Gemeinde gestaltet das Singen
Vier gemeindepädagogische Erinnerungen und Wiederholungen zum Durcharbeiten
Von Prof. em. Dr. Günter Ruddat, aus dem Werkbuch Singen der EKiR (2011)
Wenn Oma und Opa und die Eltern singen…
Mit Flöte, Gitarre und Klavier groß geworden haben meine Frau und ich nicht nur am Esstisch und am Lagerfeuer gesungen, im Kinder- oder Schulchor, sondern eben auch zu Weihnachten und zwischendurch in unseren Familien. Inzwischen sind wir selbst Großeltern geworden, und unsere Enkelkinder lieben es, wenn wir das große Kinderliederbuch mehr oder minder an- und durchsingen, wenn die Lieder von der Familienfreizeit oder aus dem Krabbel- oder Kindergottesdienst anklingen, und sie sind mächtig stolz, wenn sie das eine oder andere Lied wie „Du bist da, wo Menschen leben“ by heart (in- und auswendig) mitsingen können, auch wenn sie noch ganz klein sind. Unsere Kinder, die jetzt selbst Eltern sind, erleben es immer noch als ein wesentliches Weihnachtsritual, wenn wir als Großfamilie zusammensitzen und aus unserem familieninternen Weihnachtsliederbuch (natürlich mit Noten und Akkorden!) singen, das im Laufe der Jahre immer wieder um ein neues oder neu aufgespürtes altes Lied erweitert wurde. Jede und jeder darf sich zwischen den Stationen der Bescherung und des weihnachtlichen Erzählens und Vorlesens ein Lied wünschen. Und das prägt.

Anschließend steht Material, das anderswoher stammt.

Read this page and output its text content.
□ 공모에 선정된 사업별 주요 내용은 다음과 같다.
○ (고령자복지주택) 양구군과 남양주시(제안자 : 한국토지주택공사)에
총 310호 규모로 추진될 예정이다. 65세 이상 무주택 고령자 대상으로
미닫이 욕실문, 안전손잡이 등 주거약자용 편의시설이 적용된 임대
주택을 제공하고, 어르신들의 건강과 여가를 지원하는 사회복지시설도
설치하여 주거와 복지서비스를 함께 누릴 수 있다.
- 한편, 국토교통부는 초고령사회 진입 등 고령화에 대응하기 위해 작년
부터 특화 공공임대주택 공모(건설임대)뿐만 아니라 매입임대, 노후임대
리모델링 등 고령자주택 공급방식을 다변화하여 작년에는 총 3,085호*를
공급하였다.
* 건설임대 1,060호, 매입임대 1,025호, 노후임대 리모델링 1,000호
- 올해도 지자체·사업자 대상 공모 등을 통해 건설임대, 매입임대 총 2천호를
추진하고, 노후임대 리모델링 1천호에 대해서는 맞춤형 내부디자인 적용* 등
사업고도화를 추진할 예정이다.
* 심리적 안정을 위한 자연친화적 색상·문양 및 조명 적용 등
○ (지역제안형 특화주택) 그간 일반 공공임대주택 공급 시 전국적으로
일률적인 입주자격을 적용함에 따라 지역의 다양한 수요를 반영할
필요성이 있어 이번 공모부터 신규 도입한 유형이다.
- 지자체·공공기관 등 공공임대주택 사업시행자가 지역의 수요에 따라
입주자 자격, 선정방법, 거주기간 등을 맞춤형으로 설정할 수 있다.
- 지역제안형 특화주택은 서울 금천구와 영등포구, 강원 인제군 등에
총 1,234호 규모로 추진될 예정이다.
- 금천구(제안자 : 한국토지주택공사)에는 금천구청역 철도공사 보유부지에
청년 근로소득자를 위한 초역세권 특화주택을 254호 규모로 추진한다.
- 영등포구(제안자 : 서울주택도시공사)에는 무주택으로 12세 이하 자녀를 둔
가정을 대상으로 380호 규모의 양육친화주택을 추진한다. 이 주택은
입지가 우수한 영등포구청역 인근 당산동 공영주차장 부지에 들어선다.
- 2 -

In dieser Linie vier gemeindepädagogische Erinnerungen, das Singen wieder zu entdecken und zu entwickeln, Lieder zu wiederholen und im Gemeindealltag durchzuarbeiten:
Mit Kindern singen – von der Kindertagesstätte bis zum Kindergottesdienst
Nicht nur am Anfang und am Ende eines Tages in der Familie ein Lied anstimmen, damit der Tag aufgeweckt und fröhlich beginnen oder die Nachtruhe mit einem Schlaflied sich freundlich einstellen kann, sondern auch an den Orten und zu den Zeiten, wo Kinder zusammenkommen, sich begrüßen oder sich voneinander verabschieden (natürlich auch in der Schule oder im Religionsunterricht). Solche Rituale schaffen in ihrer Wiederholbarkeit Verlässlichkeit und Vertrauen, geben Sicherheit: Jetzt geht es los! Oder: Jetzt ist Schluss! - ob in der Eltern-Kindergruppe oder im Krabbelgottesdienst, ob in der Kindertagesstätte oder bei der Familienfreizeit, ob im Kinder- oder im Familiengottesdienst. Dabei ist es eine Hilfe zum Singen, möglichst keine „Eintagsfliegen“ anzustimmen, sondern Lieder in einfacher Sprache zu wiederholen, mit einem einprägsamen Refrain und Rhythmus, mit nur wenigen wechselnden Worten oder mit verstärkenden Gesten und Gebärden – und das so lange, bis das Lied wie ein Hit mitgesungen werden kann, eine Woche lang in der Gruppe oder einen Monat lang Sonntag für Sonntag im Gottesdienst (etwa zu einer Reihe aus dem Kindergottesdienst-Plan) – so entsteht ein Fundus an Liedern, an dem dann auch (später) Jugendliche und Erwachsene teilhaben können. Trotz aller Papierflut ist es in diesem Kontext durchaus keine schlechte Angewohnheit, Liedblätter mit Noten und Akkorden denen an die Hand zu geben, die zuhause weiter singen (wollen).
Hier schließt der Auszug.